This is a remark about a one year old thread.
It was about proving the finite Pigeon Hole Principle (PHP)
WITHOUT assuming either the excluded middle or the decidability
of equality over the given type.

A simple trick is to generalize the PHP a bit to
take the case where length l <= length m into account,
i.e. replacing the length l < length m hypothesis with
the lesser assumption length l <= length m.

In that case, it is possible that no duplication occurs,
but then, the two lists must be permutable (and thus have
the same length).

Using that simple generalisation, induction over length l
works like a charm, even in the non-informative Prop case.

Dominique Larchey-Wendling

--------------------------

Require Import List.
Require Import Permutation.

Infix "~p" := (Permutation) (at level 70, no associativity).

Section intuitionistic_pigeon_hole.

  Variable (X : Type).

  Inductive list_has_dup : list X -> Prop :=
    | in_lhd_1 : forall x l, In x l -> list_has_dup (x::l)
    | in_lhd_2 : forall x l, list_has_dup l -> list_has_dup (x::l).

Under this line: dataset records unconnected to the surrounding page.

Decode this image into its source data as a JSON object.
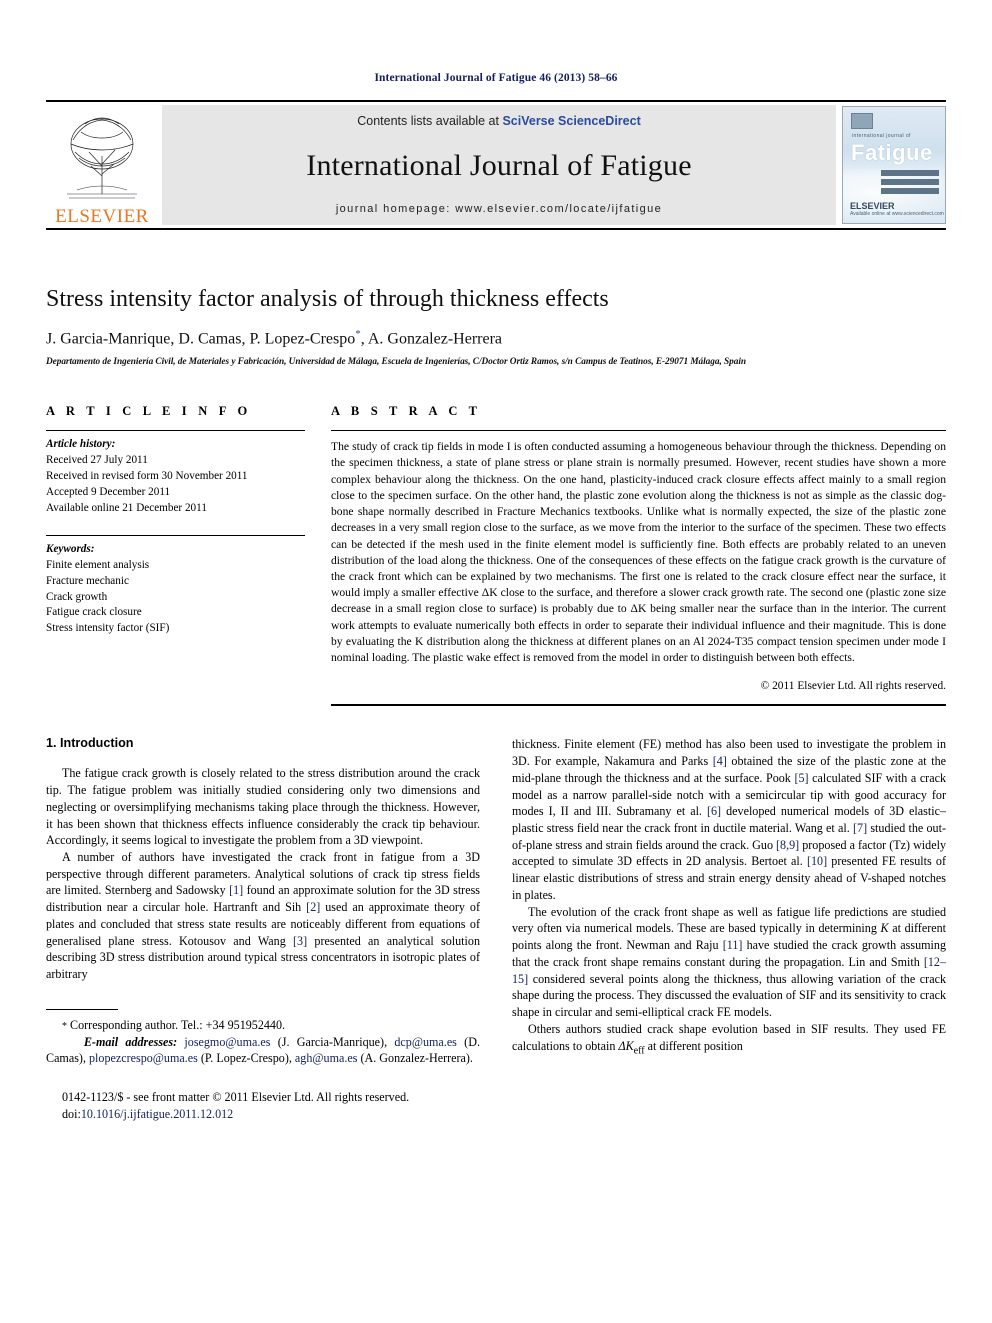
{
  "running_head": "International Journal of Fatigue 46 (2013) 58–66",
  "masthead": {
    "publisher_name": "ELSEVIER",
    "contents_prefix": "Contents lists available at ",
    "contents_link": "SciVerse ScienceDirect",
    "journal_title": "International Journal of Fatigue",
    "homepage": "journal homepage: www.elsevier.com/locate/ijfatigue",
    "cover": {
      "small_title": "international journal of",
      "big_title": "Fatigue",
      "foot_brand": "ELSEVIER",
      "foot_tagline": "Available online at www.sciencedirect.com"
    }
  },
  "article": {
    "title": "Stress intensity factor analysis of through thickness effects",
    "authors": "J. Garcia-Manrique, D. Camas, P. Lopez-Crespo",
    "authors_corresponding_mark": "*",
    "authors_tail": ", A. Gonzalez-Herrera",
    "affiliation": "Departamento de Ingeniería Civil, de Materiales y Fabricación, Universidad de Málaga, Escuela de Ingenierías, C/Doctor Ortiz Ramos, s/n Campus de Teatinos, E-29071 Málaga, Spain"
  },
  "article_info": {
    "heading": "A R T I C L E   I N F O",
    "history_label": "Article history:",
    "history": [
      "Received 27 July 2011",
      "Received in revised form 30 November 2011",
      "Accepted 9 December 2011",
      "Available online 21 December 2011"
    ],
    "keywords_label": "Keywords:",
    "keywords": [
      "Finite element analysis",
      "Fracture mechanic",
      "Crack growth",
      "Fatigue crack closure",
      "Stress intensity factor (SIF)"
    ]
  },
  "abstract": {
    "heading": "A B S T R A C T",
    "text": "The study of crack tip fields in mode I is often conducted assuming a homogeneous behaviour through the thickness. Depending on the specimen thickness, a state of plane stress or plane strain is normally presumed. However, recent studies have shown a more complex behaviour along the thickness. On the one hand, plasticity-induced crack closure effects affect mainly to a small region close to the specimen surface. On the other hand, the plastic zone evolution along the thickness is not as simple as the classic dog-bone shape normally described in Fracture Mechanics textbooks. Unlike what is normally expected, the size of the plastic zone decreases in a very small region close to the surface, as we move from the interior to the surface of the specimen. These two effects can be detected if the mesh used in the finite element model is sufficiently fine. Both effects are probably related to an uneven distribution of the load along the thickness. One of the consequences of these effects on the fatigue crack growth is the curvature of the crack front which can be explained by two mechanisms. The first one is related to the crack closure effect near the surface, it would imply a smaller effective ΔK close to the surface, and therefore a slower crack growth rate. The second one (plastic zone size decrease in a small region close to surface) is probably due to ΔK being smaller near the surface than in the interior. The current work attempts to evaluate numerically both effects in order to separate their individual influence and their magnitude. This is done by evaluating the K distribution along the thickness at different planes on an Al 2024-T35 compact tension specimen under mode I nominal loading. The plastic wake effect is removed from the model in order to distinguish between both effects.",
    "copyright": "© 2011 Elsevier Ltd. All rights reserved."
  },
  "introduction": {
    "heading": "1. Introduction",
    "left_paragraphs": [
      "The fatigue crack growth is closely related to the stress distribution around the crack tip. The fatigue problem was initially studied considering only two dimensions and neglecting or oversimplifying mechanisms taking place through the thickness. However, it has been shown that thickness effects influence considerably the crack tip behaviour. Accordingly, it seems logical to investigate the problem from a 3D viewpoint."
    ],
    "left_para2_parts": {
      "a": "A number of authors have investigated the crack front in fatigue from a 3D perspective through different parameters. Analytical solutions of crack tip stress fields are limited. Sternberg and Sadowsky ",
      "r1": "[1]",
      "b": " found an approximate solution for the 3D stress distribution near a circular hole. Hartranft and Sih ",
      "r2": "[2]",
      "c": " used an approximate theory of plates and concluded that stress state results are noticeably different from equations of generalised plane stress. Kotousov and Wang ",
      "r3": "[3]",
      "d": " presented an analytical solution describing 3D stress distribution around typical stress concentrators in isotropic plates of arbitrary"
    },
    "right_para1_parts": {
      "a": "thickness. Finite element (FE) method has also been used to investigate the problem in 3D. For example, Nakamura and Parks ",
      "r4": "[4]",
      "b": " obtained the size of the plastic zone at the mid-plane through the thickness and at the surface. Pook ",
      "r5": "[5]",
      "c": " calculated SIF with a crack model as a narrow parallel-side notch with a semicircular tip with good accuracy for modes I, II and III. Subramany et al. ",
      "r6": "[6]",
      "d": " developed numerical models of 3D elastic–plastic stress field near the crack front in ductile material. Wang et al. ",
      "r7": "[7]",
      "e": " studied the out-of-plane stress and strain fields around the crack. Guo ",
      "r8": "[8,9]",
      "f": " proposed a factor (Tz) widely accepted to simulate 3D effects in 2D analysis. Bertoet al. ",
      "r10": "[10]",
      "g": " presented FE results of linear elastic distributions of stress and strain energy density ahead of V-shaped notches in plates."
    },
    "right_para2_parts": {
      "a": "The evolution of the crack front shape as well as fatigue life predictions are studied very often via numerical models. These are based typically in determining ",
      "k": "K",
      "b": " at different points along the front. Newman and Raju ",
      "r11": "[11]",
      "c": " have studied the crack growth assuming that the crack front shape remains constant during the propagation. Lin and Smith ",
      "r12": "[12–15]",
      "d": " considered several points along the thickness, thus allowing variation of the crack shape during the process. They discussed the evaluation of SIF and its sensitivity to crack shape in circular and semi-elliptical crack FE models."
    },
    "right_para3_parts": {
      "a": "Others authors studied crack shape evolution based in SIF results. They used FE calculations to obtain ",
      "dk": "ΔK",
      "sub": "eff",
      "b": " at different position"
    }
  },
  "footnote": {
    "star": "*",
    "corresponding": " Corresponding author. Tel.: +34 951952440.",
    "email_label": "E-mail addresses:",
    "emails": [
      {
        "addr": "josegmo@uma.es",
        "owner": " (J. Garcia-Manrique), "
      },
      {
        "addr": "dcp@uma.es",
        "owner": " (D. Camas), "
      },
      {
        "addr": "plopezcrespo@uma.es",
        "owner": " (P. Lopez-Crespo), "
      },
      {
        "addr": "agh@uma.es",
        "owner": " (A. Gonzalez-Herrera)."
      }
    ]
  },
  "issn_line": "0142-1123/$ - see front matter © 2011 Elsevier Ltd. All rights reserved.",
  "doi_label": "doi:",
  "doi_value": "10.1016/j.ijfatigue.2011.12.012",
  "colors": {
    "link_blue": "#12215c",
    "sciverse_blue": "#2b4aa0",
    "elsevier_orange": "#E87722"
  }
}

  Notation lhd := list_has_dup.

  (* that one can be proved without Excluded middle
     and without assuming that (@eq X) is decidable
   *)

  Fact length_le_and_incl_implies_dup_or_perm l :
               forall m, length l <= length m
                      -> incl m l
                      -> lhd m \/ m ~p l.
  Proof.
    (* by induction on length l *)
  Admitted.

  (* deducing the pigeon hole principle is then straightforward *)

  Theorem finite_pigeon_hole l m :
            incl m l
         -> length l < length m
         -> lhd m.
  Proof.
    (* use length_le_and_incl_implies_dup_or_perm *)
  Admitted.

End intuitionistic_pigeon_hole.